During last week’s grilling from MPs, Vara admitted that he looked back “with pain” at what had happened to the Vale do Lobo project which at that time had made Caixa directors “very enthusiastic” but inisisted that when the maths has been done at the time “we concluded that Caixa would end up by recovering all the money it had lent” to the project.
“In the worst case scenario, Caixa would have got back what it had lent. But we continue to say that there was a black hole of €250 million and doesn’t anyone mention this?” he told the inquiry.
According to Vara, if the bank had lost money with Vale do Lobo, it would have lost a small amount, but believes that it would have proved ‘evens stevens’ given the financing model required by the bank.
In addition to the loan, the public bank also invested €30 million of public money (€2 million in capital and €28 million in stock), to obtain a 25% share in the resort through a subsidiary company set up for the purpose called Wolfpart – with the other 75% in the hands of the developers who put in €6 million.
Quizzed by MP Mariana Mortágua as to why Caixa paid more to have a smaller share in Wolfpart, Vara said that the developers were reticent and did not want to abdicate any part of its position in the project, but Caixa forced the issue and insisted so as to have a 25% share in the project said to be worth €300 million. In other words, the bank was paying €30 million for a share in the project worth €75 million said the former director.

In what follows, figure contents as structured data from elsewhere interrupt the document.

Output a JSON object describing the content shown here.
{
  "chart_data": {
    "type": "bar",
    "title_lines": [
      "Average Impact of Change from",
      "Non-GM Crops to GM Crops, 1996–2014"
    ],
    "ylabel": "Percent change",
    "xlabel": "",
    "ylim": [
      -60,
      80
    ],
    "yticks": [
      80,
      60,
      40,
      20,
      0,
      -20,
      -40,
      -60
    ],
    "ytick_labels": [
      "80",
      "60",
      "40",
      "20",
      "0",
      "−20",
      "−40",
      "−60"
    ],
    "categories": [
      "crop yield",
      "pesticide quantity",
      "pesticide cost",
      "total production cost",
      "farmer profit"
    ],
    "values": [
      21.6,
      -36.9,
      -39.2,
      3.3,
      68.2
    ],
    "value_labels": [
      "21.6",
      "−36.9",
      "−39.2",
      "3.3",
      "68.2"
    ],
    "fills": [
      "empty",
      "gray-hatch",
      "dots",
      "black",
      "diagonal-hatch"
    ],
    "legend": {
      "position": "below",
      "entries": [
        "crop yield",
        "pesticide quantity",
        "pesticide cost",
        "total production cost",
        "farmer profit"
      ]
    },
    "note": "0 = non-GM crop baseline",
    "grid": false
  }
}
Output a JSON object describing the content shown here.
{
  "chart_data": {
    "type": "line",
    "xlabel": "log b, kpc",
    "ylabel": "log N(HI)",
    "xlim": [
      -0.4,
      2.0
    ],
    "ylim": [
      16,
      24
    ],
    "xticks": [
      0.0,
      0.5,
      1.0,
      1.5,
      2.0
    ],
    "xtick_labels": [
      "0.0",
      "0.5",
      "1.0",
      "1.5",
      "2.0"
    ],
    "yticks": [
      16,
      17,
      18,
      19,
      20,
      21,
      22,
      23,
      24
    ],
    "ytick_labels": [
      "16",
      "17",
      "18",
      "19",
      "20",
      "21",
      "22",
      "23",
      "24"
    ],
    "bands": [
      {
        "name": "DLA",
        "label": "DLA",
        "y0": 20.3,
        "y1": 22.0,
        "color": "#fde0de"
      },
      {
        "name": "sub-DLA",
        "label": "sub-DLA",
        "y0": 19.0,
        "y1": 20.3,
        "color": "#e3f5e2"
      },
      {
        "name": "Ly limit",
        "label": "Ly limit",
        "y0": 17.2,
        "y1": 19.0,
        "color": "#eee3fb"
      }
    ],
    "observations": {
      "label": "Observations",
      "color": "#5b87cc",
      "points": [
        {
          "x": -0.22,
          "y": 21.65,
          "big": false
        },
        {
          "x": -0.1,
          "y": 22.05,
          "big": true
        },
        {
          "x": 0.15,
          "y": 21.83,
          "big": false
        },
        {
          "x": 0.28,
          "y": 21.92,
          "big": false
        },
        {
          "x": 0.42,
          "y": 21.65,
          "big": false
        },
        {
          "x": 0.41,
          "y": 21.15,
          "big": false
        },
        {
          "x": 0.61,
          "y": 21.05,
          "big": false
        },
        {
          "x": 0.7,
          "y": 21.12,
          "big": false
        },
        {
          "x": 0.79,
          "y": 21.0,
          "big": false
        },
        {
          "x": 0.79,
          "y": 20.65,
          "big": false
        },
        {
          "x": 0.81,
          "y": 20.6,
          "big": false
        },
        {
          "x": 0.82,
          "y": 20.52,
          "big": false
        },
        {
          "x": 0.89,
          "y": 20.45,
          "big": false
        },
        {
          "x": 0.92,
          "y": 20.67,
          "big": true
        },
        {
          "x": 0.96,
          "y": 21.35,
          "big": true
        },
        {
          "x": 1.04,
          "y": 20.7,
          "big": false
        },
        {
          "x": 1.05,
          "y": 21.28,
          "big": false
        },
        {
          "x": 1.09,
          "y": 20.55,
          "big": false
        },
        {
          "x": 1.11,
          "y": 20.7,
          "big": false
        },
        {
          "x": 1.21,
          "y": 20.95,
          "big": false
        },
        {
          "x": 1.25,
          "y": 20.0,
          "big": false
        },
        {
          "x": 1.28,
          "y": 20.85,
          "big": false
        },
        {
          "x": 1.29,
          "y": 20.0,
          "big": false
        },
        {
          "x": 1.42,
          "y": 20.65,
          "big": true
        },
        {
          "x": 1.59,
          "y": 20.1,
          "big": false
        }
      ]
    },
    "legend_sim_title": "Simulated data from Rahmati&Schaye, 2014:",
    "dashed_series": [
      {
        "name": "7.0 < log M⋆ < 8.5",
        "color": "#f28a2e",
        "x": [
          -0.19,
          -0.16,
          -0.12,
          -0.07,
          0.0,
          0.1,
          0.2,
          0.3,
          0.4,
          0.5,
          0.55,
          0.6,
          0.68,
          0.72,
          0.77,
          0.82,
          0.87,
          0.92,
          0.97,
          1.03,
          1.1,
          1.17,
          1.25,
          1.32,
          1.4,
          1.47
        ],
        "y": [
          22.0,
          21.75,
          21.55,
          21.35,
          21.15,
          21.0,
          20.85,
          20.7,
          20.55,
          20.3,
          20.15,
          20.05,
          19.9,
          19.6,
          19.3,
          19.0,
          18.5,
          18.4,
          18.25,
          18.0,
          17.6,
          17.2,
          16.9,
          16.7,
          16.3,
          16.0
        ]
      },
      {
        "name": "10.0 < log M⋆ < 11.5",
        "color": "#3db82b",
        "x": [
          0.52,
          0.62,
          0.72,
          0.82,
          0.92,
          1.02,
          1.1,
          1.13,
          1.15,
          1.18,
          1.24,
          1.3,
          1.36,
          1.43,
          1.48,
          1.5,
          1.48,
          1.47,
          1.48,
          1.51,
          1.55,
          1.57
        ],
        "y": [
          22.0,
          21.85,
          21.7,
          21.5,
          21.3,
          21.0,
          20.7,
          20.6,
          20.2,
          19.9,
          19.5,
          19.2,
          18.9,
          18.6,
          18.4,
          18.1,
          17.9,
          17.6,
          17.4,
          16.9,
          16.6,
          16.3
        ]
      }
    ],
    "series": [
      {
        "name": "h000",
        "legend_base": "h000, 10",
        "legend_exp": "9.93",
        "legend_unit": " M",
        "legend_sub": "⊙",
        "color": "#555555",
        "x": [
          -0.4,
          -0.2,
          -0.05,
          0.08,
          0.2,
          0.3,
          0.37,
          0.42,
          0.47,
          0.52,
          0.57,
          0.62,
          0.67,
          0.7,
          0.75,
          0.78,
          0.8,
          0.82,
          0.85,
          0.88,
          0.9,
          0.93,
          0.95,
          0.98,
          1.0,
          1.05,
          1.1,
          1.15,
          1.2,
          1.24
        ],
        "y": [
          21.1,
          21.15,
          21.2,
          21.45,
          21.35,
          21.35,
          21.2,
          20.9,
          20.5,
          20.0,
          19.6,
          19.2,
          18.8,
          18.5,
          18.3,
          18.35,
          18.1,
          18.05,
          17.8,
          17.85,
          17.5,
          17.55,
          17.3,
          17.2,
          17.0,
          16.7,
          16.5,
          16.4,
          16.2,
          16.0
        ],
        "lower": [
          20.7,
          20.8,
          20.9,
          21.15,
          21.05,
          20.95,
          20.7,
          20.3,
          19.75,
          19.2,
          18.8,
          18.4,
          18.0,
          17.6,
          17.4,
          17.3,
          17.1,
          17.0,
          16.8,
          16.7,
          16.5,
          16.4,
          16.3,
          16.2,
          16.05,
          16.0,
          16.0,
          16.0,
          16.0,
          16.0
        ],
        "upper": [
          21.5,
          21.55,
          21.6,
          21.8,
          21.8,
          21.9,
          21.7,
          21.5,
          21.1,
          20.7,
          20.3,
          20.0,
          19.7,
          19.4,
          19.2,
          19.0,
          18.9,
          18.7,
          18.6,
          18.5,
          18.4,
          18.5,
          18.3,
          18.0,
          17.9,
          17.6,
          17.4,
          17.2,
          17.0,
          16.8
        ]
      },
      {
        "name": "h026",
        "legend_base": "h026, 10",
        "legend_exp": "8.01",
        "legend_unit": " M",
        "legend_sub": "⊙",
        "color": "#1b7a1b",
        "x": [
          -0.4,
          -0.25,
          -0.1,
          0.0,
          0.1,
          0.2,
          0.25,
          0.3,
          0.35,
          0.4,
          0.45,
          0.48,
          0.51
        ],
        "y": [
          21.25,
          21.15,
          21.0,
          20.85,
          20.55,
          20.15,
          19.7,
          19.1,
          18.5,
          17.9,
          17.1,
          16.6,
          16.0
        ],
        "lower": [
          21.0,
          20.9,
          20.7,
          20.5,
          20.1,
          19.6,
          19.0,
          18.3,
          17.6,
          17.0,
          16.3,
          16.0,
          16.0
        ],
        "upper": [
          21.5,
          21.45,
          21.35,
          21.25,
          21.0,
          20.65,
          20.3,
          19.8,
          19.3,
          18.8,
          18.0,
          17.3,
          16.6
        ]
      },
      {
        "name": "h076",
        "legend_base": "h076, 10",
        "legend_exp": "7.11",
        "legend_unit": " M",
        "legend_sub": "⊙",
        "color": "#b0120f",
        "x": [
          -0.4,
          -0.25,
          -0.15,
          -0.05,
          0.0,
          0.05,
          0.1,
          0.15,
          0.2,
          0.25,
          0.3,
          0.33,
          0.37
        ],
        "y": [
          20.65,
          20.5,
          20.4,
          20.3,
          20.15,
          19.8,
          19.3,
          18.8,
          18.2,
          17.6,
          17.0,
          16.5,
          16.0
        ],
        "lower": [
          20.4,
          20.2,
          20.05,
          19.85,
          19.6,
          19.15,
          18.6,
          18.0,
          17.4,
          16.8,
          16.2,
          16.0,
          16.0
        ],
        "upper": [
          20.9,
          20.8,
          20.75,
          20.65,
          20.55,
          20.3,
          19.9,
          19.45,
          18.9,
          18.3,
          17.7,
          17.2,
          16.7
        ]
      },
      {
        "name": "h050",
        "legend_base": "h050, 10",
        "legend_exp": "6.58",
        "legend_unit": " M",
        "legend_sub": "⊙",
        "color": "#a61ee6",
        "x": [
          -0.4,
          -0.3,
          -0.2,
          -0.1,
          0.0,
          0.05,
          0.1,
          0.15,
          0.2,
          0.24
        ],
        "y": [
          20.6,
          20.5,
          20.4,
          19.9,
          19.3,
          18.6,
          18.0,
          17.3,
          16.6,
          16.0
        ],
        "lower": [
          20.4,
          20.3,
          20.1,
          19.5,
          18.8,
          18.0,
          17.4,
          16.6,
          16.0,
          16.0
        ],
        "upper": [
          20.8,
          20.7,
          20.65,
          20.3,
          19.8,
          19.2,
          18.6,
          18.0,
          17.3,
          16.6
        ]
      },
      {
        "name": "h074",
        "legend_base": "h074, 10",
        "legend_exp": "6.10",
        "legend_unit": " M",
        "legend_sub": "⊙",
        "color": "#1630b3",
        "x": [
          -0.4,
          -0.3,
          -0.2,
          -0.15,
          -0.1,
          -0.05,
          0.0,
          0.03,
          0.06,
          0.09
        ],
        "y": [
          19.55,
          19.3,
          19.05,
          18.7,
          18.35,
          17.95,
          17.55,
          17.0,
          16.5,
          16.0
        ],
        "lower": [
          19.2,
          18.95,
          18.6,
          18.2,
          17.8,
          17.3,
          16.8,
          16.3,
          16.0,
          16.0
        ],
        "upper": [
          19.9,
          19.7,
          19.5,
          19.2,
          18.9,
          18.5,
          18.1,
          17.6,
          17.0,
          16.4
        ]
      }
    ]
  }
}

Despite stating that Caixa would not have lost money (according the business model accepted at the time), Vara said that he regretted that the project had “gone wrong” and added that there had perhaps been too much enthusiasm over the project but that: “it is difficult to imagine today that, under the same conditions, it would not have done.”
However, Vara denied that he had been the one who had put forward or supported the proposal to agree the loan.
Since 16 January 2019 Armando Vara has been serving a 5 year prison term in Évora for his part in the Face Oculta case (Hidden Face Case).
He was a director at Caixa Geral de Depósitos from 2004 until his appointment as Vice-President of the Banco Comercial Português until 2009.
In May 2012 Vara was fined €50,000 by the Portuguese stock market regulatory and supervisory authority CMVM for ‘negligence’ for not having prevented — despite being in possession of the facts — a number of illicit acts carried out at Caixa Geral de Depósitos in 2006 and 2007 when he was vice-president of that bank.
Addressing the inquiry and quizzed by parliamentary MPs, Vara said he would not speak about Vale do Lobo because it pertained to Operation Marquês in which he is a legal defendant.
Operation Marquês is a major fraud case involving 28 defendants accused of fraud, tax evasion and corruption — one of the biggest in Portugal’s history and involving, among others, former prime minister José Sócrates.
According to the Algarve Daily News in 2018, Operation Marquês “brings into the open the financial collusion between politics and business and defines how business has been mismanaged to use the political system to further the aims of a cadre of seemingly untouchable individuals.”
The prosecution contended that Sócrates received some €34 million between 2006 and 2015, in exchange for favouring the interests of banker Ricardo Salgado in the Espírito Santo Group and Portugal Telecom, as well as Caixa Geral de Depósitos involved in unsecured loans in Vale do Lobo in the Algarve, and favouring construction company Lena Group businesses in public tenders.Also accused were former directors of Portugal Telecom, Henrique Granadeiro and Zeinal Bava as well as Armando Vara, among others.*Today the Vale do Lobo golf resort in the Algarve is considered one of the most successful and well-run luxury resorts of its kind in Europe. A gated community near Quarteira and Almancil, it hosted the Portuguese Open and part of the PGA European Tour in 2002 and 2003.